Large Language Models Portray Socially Subordinate Groups as More Homogeneous, Consistent with a Bias Observed in Humans
Messi H.J. Lee, Jacob M. Montgomery, Calvin K. Lai

TL;DR
This study reveals that large language models tend to portray socially subordinate groups as more homogeneous than dominant groups, reflecting a bias similar to human social perception, which could reinforce stereotypes.
Contribution
The paper identifies and analyzes a new form of bias in LLMs, showing they depict minority groups as more homogeneous, extending beyond stereotypical attribute associations.
Findings
ChatGPT portrays minority groups as more homogeneous than majority groups.

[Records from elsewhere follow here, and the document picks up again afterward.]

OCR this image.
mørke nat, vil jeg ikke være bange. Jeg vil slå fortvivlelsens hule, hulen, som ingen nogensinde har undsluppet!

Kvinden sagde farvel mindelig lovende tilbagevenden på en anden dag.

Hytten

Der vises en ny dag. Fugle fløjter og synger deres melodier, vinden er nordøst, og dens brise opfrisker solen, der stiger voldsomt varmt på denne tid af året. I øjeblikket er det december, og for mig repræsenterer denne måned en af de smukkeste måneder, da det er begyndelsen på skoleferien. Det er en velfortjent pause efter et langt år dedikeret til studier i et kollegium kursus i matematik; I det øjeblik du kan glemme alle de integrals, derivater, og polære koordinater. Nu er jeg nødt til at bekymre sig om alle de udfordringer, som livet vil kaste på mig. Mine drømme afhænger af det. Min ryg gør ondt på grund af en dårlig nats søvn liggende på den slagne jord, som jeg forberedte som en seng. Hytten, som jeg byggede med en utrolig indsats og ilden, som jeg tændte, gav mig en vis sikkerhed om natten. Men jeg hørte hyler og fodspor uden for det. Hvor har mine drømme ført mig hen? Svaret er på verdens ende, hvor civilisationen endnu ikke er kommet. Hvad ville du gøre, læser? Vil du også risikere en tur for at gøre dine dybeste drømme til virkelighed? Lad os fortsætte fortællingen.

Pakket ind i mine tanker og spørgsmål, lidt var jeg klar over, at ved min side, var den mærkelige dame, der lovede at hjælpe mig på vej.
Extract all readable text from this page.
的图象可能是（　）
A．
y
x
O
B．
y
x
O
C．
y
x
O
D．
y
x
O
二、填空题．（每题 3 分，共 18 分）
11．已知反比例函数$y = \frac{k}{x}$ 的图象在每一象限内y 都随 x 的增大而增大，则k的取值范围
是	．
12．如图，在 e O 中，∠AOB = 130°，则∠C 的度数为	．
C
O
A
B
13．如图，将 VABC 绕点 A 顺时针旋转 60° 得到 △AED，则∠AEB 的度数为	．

Gender differences in perceived homogeneity are small but present.
The bias varies across racial/ethnic groups and genders.
Abstract
Large language models (LLMs) are becoming pervasive in everyday life, yet their propensity to reproduce biases inherited from training data remains a pressing concern. Prior investigations into bias in LLMs have focused on the association of social groups with stereotypical attributes. However, this is only one form of human bias such systems may reproduce. We investigate a new form of bias in LLMs that resembles a social psychological phenomenon where socially subordinate groups are perceived as more homogeneous than socially dominant groups. We had ChatGPT, a state-of-the-art LLM, generate texts about intersectional group identities and compared those texts on measures of homogeneity. We consistently found that ChatGPT portrayed African, Asian, and Hispanic Americans as more homogeneous than White Americans, indicating that the model described racial minority groups with a narrower…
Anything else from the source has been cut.